Run AI models locally — Ollama, LM Studio, vLLM
New API authentication middleware supporting API keys and JWTs has been released for enhanced security.
Local AI Models now offers advanced 4-bit and 2-bit quantization to reduce model memory requirements.
Local AI Models introduces new quantization techniques to boost on-device model performance and reduce resource consumption.
Local AI Models now supports advanced quantization methods for faster, more efficient local AI model inference.
Local AI Models has launched a new API endpoint for real-time text embedding generation.
Local AI Models now supports model quantization, improving performance and reducing memory usage for local deployments.
Local AI Models has updated its real-time text generation API endpoint for increased stability and lower latency.
Local AI Models now offers improved quantization features for running LLMs efficiently on limited hardware.
Local AI Models has boosted performance through new optimized quantization techniques for on-device models.
Local AI Models introduces new API endpoints for enhanced control and batch processing of its image generation models.
Local AI Models has improved inference speed and reduced memory usage through updated quantization techniques.
Local AI Models has launched a new API endpoint enabling developers to fine-tune models locally.
Local AI Models now supports quantization for faster and more memory-efficient model inference.
An urgent security update has been released to fix a potential vulnerability in the model loading process; users should update immediately.
Local AI Models now offers enhanced fine-tuning options for open-source language models, allowing for greater customization with user datasets.
Local AI Models introduces a new API endpoint for optimized, low-latency real-time text generation.
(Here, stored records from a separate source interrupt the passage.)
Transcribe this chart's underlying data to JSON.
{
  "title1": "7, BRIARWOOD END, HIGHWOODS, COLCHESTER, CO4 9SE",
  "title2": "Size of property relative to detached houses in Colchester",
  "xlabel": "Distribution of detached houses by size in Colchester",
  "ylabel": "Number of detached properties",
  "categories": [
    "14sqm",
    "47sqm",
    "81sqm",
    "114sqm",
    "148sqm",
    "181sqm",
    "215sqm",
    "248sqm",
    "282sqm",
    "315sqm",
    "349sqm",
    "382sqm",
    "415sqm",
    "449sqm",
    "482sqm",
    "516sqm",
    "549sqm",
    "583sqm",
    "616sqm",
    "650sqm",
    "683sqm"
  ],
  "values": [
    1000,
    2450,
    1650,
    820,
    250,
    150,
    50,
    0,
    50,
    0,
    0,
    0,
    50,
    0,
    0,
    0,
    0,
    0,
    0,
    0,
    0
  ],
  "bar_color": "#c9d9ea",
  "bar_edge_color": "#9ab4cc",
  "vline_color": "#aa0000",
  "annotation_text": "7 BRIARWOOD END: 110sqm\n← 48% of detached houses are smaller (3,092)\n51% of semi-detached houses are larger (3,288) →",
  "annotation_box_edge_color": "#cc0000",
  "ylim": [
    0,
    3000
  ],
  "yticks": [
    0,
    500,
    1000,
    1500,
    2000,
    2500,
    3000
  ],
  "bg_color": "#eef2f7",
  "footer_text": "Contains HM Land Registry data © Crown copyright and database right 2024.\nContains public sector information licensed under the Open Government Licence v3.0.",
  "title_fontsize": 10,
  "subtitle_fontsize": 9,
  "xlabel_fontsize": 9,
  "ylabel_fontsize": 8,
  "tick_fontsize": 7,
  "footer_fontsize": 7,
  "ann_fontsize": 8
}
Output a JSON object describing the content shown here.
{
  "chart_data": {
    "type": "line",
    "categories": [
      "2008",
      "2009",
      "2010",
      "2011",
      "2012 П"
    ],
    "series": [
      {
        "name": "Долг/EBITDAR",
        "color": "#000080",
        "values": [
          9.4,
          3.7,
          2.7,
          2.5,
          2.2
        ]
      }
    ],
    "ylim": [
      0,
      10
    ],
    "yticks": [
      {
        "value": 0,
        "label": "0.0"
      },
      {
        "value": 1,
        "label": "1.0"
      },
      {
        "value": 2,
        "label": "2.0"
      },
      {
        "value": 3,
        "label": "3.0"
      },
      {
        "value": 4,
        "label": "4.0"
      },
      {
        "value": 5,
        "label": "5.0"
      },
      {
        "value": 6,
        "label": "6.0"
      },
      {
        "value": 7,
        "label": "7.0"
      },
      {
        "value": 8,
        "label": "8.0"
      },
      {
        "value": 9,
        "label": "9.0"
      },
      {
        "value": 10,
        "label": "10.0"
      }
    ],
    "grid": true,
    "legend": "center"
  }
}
Local AI Models now offers faster inference and lower memory usage with new automatic quantization features.
Local AI Models API v2.1 improves real-time streaming and provides more detailed error handling for developers.
Local AI Models now offers advanced quantization techniques to speed up model inference and reduce resource requirements.
Local AI Models now offers a new API endpoint for handling asynchronous AI tasks, improving scalability.
Local AI Models has rolled out enhanced quantization methods to boost inference speed and reduce model size.
Ollama 0.6 adds multi-GPU support, instant model switching, and AMD ROCm compatibility.